O fato de eu coordenar uma das comissões mais complexas da Convenção tem a ver com o trabalho sério que desenvolvemos do meu grupo, os acordos que conseguimos construir, as maiorias que conseguimos construir, e temos desempenhado um papel fundamental na manutenção dessas pontes. 

Além disso, é claro, tentar manter contato com o território. Isso para mim tem sido muito difícil. De alguma forma, desapareci de todo o meu trabalho territorial, me submeti a este Congresso em Santiago e acho que isso tem sido uma dificuldade importante. Não podemos tornar invisível que isso aconteceu, que nos afastamos. E acho que tem a ver com os prazos e o mecanismo que nos foi imposto, de ter que fazer a Constituição em um ano. Tivemos que fazer o dever de casa e conseguimos, pelo menos a primeira parte. Há sempre custos, isso é importante ter em mente.

Em outro tópico, que consequências você acha que a paridade de gênero teve na dinâmica diária da Convenção?

Discuti isso com outros constituintes e isso me faz rir: acredito que sem paridade não conseguiremos terminar em um ano. E não teríamos alcançado nem metade dos acordos que alcançamos. Há muitas tarefas diárias que as mulheres fazem. Desde fazer o link do Zoom, que pode ser bem cotidiano, organizamos a reunião, moderamos as sessões, chamamos os grupos, preenchemos formulários do Excel que foi um inferno ver as votações, todas aquelas tarefas que são cotidianas nós mulheres fazemos. Nós. 

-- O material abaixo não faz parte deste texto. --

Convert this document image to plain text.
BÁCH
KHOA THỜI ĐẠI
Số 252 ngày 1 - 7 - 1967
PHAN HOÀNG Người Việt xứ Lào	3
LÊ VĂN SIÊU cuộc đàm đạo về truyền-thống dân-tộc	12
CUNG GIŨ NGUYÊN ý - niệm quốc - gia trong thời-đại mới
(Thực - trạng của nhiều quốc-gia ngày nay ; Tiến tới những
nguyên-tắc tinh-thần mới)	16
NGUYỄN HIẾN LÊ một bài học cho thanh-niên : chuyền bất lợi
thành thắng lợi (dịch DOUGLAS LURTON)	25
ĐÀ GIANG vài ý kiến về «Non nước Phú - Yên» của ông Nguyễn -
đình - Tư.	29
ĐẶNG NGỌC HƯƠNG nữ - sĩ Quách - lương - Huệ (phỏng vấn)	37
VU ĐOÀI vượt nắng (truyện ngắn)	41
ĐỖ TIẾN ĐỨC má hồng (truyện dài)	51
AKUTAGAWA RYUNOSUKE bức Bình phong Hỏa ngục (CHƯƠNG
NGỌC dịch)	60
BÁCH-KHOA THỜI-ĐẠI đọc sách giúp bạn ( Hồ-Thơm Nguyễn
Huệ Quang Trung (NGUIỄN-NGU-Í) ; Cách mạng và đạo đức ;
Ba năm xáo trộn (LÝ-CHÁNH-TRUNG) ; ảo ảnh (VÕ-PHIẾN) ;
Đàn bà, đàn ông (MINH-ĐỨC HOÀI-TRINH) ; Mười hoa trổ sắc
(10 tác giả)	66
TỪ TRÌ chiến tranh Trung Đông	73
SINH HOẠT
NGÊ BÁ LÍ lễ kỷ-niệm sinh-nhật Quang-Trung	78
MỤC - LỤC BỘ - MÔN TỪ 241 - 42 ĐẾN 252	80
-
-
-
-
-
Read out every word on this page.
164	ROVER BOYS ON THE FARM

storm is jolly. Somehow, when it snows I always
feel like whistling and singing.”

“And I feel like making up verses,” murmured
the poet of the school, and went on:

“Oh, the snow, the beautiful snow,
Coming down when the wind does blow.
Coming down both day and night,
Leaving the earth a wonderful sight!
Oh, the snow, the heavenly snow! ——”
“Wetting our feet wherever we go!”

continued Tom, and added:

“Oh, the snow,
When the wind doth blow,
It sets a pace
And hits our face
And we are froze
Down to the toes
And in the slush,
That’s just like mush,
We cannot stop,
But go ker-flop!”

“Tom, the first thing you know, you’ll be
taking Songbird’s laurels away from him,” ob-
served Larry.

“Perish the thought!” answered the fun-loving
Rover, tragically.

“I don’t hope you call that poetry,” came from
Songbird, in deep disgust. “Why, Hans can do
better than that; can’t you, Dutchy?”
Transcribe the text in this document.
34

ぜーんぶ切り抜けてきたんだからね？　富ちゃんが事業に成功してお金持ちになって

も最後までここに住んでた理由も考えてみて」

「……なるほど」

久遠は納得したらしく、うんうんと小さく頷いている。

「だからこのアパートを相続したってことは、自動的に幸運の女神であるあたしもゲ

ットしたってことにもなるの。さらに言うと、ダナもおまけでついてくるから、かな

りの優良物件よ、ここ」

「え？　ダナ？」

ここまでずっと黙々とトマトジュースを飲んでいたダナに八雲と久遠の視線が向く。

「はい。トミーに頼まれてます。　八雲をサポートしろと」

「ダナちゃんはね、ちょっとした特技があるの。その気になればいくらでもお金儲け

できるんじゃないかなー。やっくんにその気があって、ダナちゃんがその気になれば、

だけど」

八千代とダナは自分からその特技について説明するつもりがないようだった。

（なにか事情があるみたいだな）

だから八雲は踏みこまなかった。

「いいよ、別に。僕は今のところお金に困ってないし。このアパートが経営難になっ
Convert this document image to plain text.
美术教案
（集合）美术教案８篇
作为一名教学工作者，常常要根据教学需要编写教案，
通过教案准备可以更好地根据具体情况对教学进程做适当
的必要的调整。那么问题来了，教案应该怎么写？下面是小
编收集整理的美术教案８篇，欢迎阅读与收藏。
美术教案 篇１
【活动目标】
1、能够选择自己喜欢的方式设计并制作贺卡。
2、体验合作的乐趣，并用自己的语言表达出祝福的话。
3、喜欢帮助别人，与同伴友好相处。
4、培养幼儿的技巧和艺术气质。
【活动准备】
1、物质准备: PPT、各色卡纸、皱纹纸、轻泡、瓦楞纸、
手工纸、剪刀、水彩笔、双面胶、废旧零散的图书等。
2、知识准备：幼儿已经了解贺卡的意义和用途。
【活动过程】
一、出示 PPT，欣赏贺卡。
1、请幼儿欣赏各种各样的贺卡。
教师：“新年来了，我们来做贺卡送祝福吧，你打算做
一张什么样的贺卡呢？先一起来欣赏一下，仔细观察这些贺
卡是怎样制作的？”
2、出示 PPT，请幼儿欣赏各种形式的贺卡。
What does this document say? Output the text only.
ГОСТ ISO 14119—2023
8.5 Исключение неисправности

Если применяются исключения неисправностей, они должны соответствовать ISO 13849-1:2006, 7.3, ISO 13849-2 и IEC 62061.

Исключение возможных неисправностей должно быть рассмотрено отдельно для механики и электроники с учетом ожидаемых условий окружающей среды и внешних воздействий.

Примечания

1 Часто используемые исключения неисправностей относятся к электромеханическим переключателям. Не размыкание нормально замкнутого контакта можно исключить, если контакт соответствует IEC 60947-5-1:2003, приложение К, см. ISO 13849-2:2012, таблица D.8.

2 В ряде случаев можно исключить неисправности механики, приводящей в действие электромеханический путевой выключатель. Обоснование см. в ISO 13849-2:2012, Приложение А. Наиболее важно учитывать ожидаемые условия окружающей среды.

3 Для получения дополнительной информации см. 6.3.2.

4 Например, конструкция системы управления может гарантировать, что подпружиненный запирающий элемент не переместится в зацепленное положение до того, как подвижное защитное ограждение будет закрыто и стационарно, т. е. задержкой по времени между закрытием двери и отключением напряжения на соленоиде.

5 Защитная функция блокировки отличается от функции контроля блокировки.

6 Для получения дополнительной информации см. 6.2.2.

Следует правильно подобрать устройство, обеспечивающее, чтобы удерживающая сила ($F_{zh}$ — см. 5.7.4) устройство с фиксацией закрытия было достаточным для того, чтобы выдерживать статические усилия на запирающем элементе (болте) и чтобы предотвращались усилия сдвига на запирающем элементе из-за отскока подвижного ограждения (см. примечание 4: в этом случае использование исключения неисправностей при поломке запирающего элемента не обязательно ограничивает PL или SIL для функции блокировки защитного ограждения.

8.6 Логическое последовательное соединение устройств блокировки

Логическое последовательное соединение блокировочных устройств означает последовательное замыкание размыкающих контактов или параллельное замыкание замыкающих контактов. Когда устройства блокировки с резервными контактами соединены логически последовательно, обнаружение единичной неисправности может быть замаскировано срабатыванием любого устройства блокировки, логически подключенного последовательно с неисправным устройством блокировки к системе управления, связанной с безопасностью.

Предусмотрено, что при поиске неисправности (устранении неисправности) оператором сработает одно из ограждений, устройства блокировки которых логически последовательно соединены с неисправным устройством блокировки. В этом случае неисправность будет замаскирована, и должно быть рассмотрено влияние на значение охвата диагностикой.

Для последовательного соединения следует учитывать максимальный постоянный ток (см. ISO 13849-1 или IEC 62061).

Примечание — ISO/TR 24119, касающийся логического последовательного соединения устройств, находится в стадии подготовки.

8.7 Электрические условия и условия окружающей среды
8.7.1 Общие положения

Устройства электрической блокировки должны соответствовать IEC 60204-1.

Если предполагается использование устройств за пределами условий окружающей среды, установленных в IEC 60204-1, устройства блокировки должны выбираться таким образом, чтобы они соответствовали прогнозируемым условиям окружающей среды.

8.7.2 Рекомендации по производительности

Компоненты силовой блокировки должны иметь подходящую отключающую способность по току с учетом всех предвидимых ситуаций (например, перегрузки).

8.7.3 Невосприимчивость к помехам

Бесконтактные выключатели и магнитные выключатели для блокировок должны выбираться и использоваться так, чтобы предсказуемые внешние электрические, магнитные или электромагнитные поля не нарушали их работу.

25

E isso tem muito a ver com a perspectiva da divisão sexual do trabalho. Claramente, as práticas que ocorrem fora da Convenção são replicadas e que têm a ver com o fato de que os homens não assumem essas tarefas e esperam que a ata seja feita por uma mulher, que o link do Zoom seja feito pela mulher, que a chata planilha Excel nós que façamos. E na minha comissão, essas tarefas são realizadas por nós e não apenas pelos constituintes, mas pelas assessoras. Elas também se preocupam, por exemplo no meu caso, com coisas ainda mais domésticas, que é que eu almoço todos os dias. O apoio ao processo constituinte recaiu sobre nós. Eu acho que a paridade tem sido muito marcada no cumprimento dos horários, na jornada de trabalho tripla, no meu caso eu não exerço trabalhos de cuidado, mas outros sim.

Como tem sido entrar na discussão política nesse contexto? Outros convencionais mencionam que a política ainda é muito masculinizada…

Eu acho que isso não é verdade. Acho que é uma imagem que foi projetada e que não é real. Por exemplo, no debate sobre educação, passa por isso. Por exemplo, a invisibilidade de alguns constituintes. Os homens têm sido chamados para o debate da educação. No debate educacional em que chegamos a um consenso difícil de alcançar, onde eu conduzia particularmente esse acordo com outras mulheres constituintes, não saímos em público. E eles pediram aos eleitores do sexo masculino para falar sobre o grande problema da educação. Isso porque obviamente se pensa que os homens são os que instalaram as questões mais complexas e isso é falso, não tem sido assim. Temos liderado em todas as questões de direitos sociais.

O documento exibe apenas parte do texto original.